Él la miró durante un largo momento y comprendió que sí, estaba enfadado con ella, pero no porque le hubiera salvado la vida. Por primera vez desde la noche de la tragedia, Kaan se dio cuenta de algo que no había pensado. «Estoy resentido con ella porque estaba con Cielo de Jade cuando murió, y en cambio yo no. Y eso es lo que no puedo perdonarle.»

«No —pensó—, no puedo perdonarme a mí mismo.»

Tonina alzó el rostro y volvió a susurrar:

—Por favor, déjame ir.

Kaan la miró con sus ojos oscuros y turbulentos y tuvo que refrenar el impulso de tomar aquel rostro entre las manos y quitarle suavemente la pintura para ver las facciones que había debajo.

—No puedo.

—Estoy lejos de mi hogar, de mi pueblo y de mis dioses. Estoy sola.

Las lágrimas de Tonina le sorprendieron. Era tan fuerte y autosuficiente y estaba tan decidida a seguir su camino que no se le había ocurrido que pudiera llorar.

—Ésta es tu tierra —dijo Tonina con voz tensa—. No la mía. No deseo estar aquí. Quiero volver al mar. Estoy lejos de los espíritus que me protegen, los delfines.

Las emociones que Tonina había reprimido durante tanto tiempo salieron a borbotones.

—Necesito volver a estar bajo las olas, en el silencio de las profundidades de mi mundo particular —exclamó, sin poder contenerse—. Necesito la libertad de nadar entre los peces. Sin el mar no soy nada.
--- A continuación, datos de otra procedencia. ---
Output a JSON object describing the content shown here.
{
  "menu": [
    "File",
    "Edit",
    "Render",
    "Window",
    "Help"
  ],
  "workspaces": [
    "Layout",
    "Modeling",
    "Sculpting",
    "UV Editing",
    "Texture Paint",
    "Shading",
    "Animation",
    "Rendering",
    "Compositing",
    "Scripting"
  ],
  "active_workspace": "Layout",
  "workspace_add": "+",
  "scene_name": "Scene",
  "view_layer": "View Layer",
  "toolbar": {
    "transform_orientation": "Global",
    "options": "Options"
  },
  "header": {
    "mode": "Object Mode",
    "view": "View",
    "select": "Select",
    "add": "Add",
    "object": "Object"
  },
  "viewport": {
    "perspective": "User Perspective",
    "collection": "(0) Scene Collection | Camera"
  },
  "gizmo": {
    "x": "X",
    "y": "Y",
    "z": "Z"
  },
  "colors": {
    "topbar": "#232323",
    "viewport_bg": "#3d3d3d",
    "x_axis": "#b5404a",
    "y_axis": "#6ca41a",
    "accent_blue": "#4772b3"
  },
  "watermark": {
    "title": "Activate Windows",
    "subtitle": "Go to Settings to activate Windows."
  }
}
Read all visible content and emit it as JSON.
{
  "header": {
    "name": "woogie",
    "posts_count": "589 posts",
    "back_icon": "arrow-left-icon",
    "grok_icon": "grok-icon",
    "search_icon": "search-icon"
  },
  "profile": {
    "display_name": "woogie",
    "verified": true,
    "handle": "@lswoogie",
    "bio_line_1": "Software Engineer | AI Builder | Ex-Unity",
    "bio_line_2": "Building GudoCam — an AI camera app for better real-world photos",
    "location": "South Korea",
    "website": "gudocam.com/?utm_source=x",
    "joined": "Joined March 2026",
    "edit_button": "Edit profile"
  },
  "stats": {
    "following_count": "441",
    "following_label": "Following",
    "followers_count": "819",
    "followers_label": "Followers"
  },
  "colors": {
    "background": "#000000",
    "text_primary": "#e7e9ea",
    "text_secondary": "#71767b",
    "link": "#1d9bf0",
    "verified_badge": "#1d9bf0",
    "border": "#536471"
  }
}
A Kaan le sorprendió tanto apasionamiento. El solo había visto el mar una vez, cuando el equipo de Mayapán viajó a Campeche para un juego. Pero no se había acercado a la playa. No, él se quedó en lo alto de una loma, contemplando aquella extensión atemorizadora de agua que se extendía hasta el horizonte. La gente se ahogaba allí dentro, era devorada por salvajes criaturas marinas. ¿Cómo podía amar algo tan formidable y destructivo?

Y de pronto oyó en su mente otra voz, la voz de Cielo de Jade antes de que se casaran: «¿Cómo puede gustarte un juego que te causa tanto dolor e incluso te puede matar?».

Kaan nunca había pensado en aquella pasión por el juego de pelota, en su necesidad de jugar, en lo vivo que se sentía cuando medía su habilidad con la fuerza y la capacidad de otros hombres. En el campo de juego no era ni maya ni chichimeca, solo era músculo y sangre, fuerza. Era él mismo. ¿Era eso lo que sentía Tonina en el mar?

En ese momento se sorprendió al pensar que, a pesar de sus diferencias —ella procedía de unas islas de gentes sin civilizar y él era un héroe maya—, se parecían en una cosa: en el amor por algo que para ellos era más importante que la vida.

Dio un paso atrás, afectado por esta revelación. «No, no nos parecemos. No nos parecemos en nada.»

Sin embargo, si eso era lo que pedía para volver, lo haría, controlaría a la chusma. Pero no lo haría por ella, se dijo, sino por Cielo de Jade. Si Tonina tenía razón, aquella gente destrozaría la flor roja y entonces nunca sería libre de seguir el camino hacia Teotihuacán.